Addiction ruins so many lives. And like other serious diseases, it does not choose an age, gender, socioeconomic status, and whatnot. Even the most renowned figures in history, like Sigmund Freud and Carl Sagan, admitted to using drugs and becoming addicted to them. And in the modern world, Hollywood celebrities seem to be somewhat prone to substance abuse.
If left untreated, addiction will cause a series of long-term problems, and the condition will be harder to cure.
Fortunately, many addicts who recovered have great stories to tell. Some of them even became successful entrepreneurs while in recovery. But considering the effects of addiction on the brain, how likely is one to become a responsible citizen again after completing rehabilitation? It is well-known that ex-addicts can go into relapse. So how long should they wait before returning to work or starting a business?
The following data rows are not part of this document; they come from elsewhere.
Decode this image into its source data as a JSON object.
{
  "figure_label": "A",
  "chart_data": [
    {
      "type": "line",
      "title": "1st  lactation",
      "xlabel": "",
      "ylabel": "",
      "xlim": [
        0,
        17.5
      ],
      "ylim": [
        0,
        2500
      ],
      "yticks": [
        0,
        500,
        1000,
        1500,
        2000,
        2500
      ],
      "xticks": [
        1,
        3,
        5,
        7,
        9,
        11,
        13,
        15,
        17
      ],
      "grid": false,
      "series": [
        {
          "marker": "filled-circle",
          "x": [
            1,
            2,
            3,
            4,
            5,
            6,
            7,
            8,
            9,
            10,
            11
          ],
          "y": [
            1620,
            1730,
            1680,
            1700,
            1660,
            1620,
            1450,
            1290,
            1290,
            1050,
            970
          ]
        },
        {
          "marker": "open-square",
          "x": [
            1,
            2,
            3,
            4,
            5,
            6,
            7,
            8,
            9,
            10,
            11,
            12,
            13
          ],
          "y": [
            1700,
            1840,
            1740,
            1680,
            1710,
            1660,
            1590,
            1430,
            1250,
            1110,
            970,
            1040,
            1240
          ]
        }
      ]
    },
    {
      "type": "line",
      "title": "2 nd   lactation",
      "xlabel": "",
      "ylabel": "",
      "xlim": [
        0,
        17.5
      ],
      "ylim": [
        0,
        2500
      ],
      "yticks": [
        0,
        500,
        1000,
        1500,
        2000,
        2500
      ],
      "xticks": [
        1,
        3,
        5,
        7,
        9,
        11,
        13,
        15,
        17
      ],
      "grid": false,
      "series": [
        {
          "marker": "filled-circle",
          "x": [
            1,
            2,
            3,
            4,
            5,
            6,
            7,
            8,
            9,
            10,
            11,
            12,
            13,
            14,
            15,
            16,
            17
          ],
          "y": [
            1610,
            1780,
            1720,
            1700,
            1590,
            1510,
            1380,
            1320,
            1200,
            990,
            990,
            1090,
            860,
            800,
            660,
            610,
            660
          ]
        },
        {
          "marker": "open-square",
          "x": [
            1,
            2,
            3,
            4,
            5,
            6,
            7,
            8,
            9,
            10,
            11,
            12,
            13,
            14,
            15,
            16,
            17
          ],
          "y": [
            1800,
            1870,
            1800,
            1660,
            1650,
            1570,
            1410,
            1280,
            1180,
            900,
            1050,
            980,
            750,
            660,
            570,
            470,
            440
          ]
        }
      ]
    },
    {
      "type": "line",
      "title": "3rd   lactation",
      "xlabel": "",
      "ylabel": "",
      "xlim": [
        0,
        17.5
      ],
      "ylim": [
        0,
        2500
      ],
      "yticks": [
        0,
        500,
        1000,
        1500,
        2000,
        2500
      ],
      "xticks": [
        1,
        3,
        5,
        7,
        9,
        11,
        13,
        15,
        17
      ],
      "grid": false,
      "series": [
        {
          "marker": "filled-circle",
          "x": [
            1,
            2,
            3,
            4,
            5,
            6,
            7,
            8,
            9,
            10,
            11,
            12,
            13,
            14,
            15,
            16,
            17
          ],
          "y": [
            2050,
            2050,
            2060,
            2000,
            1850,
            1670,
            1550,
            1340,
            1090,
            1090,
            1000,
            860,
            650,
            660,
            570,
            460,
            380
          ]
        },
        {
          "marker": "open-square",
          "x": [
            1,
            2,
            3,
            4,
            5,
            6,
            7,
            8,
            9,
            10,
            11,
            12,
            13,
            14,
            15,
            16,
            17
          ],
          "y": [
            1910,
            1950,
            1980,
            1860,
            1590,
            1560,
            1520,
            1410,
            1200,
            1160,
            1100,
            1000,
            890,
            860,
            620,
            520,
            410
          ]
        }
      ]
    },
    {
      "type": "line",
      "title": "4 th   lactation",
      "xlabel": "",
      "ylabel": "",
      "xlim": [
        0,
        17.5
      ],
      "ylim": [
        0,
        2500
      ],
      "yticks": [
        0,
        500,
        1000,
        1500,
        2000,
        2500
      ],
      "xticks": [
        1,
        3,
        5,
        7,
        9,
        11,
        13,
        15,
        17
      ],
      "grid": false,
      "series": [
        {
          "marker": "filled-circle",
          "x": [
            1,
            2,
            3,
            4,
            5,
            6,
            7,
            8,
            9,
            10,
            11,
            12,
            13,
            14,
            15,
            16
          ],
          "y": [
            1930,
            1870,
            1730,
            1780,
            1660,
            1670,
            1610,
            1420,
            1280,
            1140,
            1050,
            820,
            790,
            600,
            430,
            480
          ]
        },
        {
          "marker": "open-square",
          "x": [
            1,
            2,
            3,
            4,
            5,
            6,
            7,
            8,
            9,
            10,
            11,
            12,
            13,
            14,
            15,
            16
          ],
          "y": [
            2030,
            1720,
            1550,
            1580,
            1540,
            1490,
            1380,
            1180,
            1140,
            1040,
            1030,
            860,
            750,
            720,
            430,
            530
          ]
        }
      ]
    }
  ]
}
The Effects of Addiction on the Brain
Methamphetamine, or simply meth, is one of the most abused drugs. It can cause progressive and sometimes profound brain damage. As such, rehabilitating meth users will have different results depending on their usage. But the treatment techniques definitely help eliminate cravings and improve mental health.
The ability to reverse the effects of meth depends on where the damage occurred. The symptoms will likely wane if it affects an area where other brain cells can compensate. But if the damage otherwise occurred in areas where the cells are more specialized, recovery will be challenging, if not impossible.
Some examples of brain damage from meth are acute neurotransmitter changes, brain cell death, and the rewiring of the brain’s reward system. Changes in the neurotransmitters alter a person’s moods, making them more prone to anger, rage, irritability, depression, anxiety, and insomnia. If the brain’s reward system is rewired, the person will continue craving the drug after they quit. And lastly, brain cell death can affect self-control, possibly resulting in psychiatric symptoms.
These problems make a meth addict a risky person regarding employment or managing a business. But is ridding them of work or business opportunities the right way to deal with them?
The Stigma Toward Addiction
Sometimes, it’s not the person’s history of addiction that makes them relapse. Instead, it’s the stigma. If they continue to experience prejudice in their workplace, families, or relationships, they will seek comfort from somewhere or something, which could be the addictive substance.
So if you have an employee trying to overcome addiction, show support instead of stigma. Let them know that you support their recovery journey. Keep your doors open for them because chances are they’d love to go back to your company and make up for the problems they’ve caused.
If a recovering addict has approached you because of a business they’d like to start, hear what they have to say. A history of addiction doesn’t make someone automatically unfit to be a business owner. There are at least ten entrepreneurs who started their ventures while in recovery. Those include Seth Leaf Pruzansky, the founder of Tourmaline Spring. He was a heroin addict. Patrick Henigan is another one, and he started Jacksonville Fitness Academy after overcoming opiate addiction.
Ex-addicts can start a business that helps people like them. For example, Dr. Harold Jonas, who also went through heroin addiction, started Sober Network, Inc. It’s a digital solutions company that addresses the multiple and varying needs of recovering addicts.
Therefore, help break the stigma toward ex-addicts. Prejudice won’t help them stay on track with their recovery. It’s okay to keep an eye on them or express your concerns. They’d understand where you’re coming from because they also know their triggers. But closing your doors on them is never a solution.
Activities for Recovering Addicts
If someone you know has recovered from addiction but isn’t ready to work yet, recommend some therapeutic activities. Those with an artistic flair can participate in art therapy or just create artwork on their own. It would boost their brain function and give them something good to focus on. Ex-addicts who are on the more logical and analytical side can try brainteasers. It would spark their problem-solving and critical thinking skills.
Therapeutic activities can help ex-addicts prepare for going back to society. As a result, they’d regain the ability to become productive employees or competent business owners. The journey won’t be easy for them, but their employers, support group, and loved ones should be patient and encouraging. Constantly reminding them of their addiction won’t help. What they need is your faith because chances are their faith in themselves is fragile. But if you continue believing in them, they’ll mold themselves into the responsible employee or business owner that you envision them to be.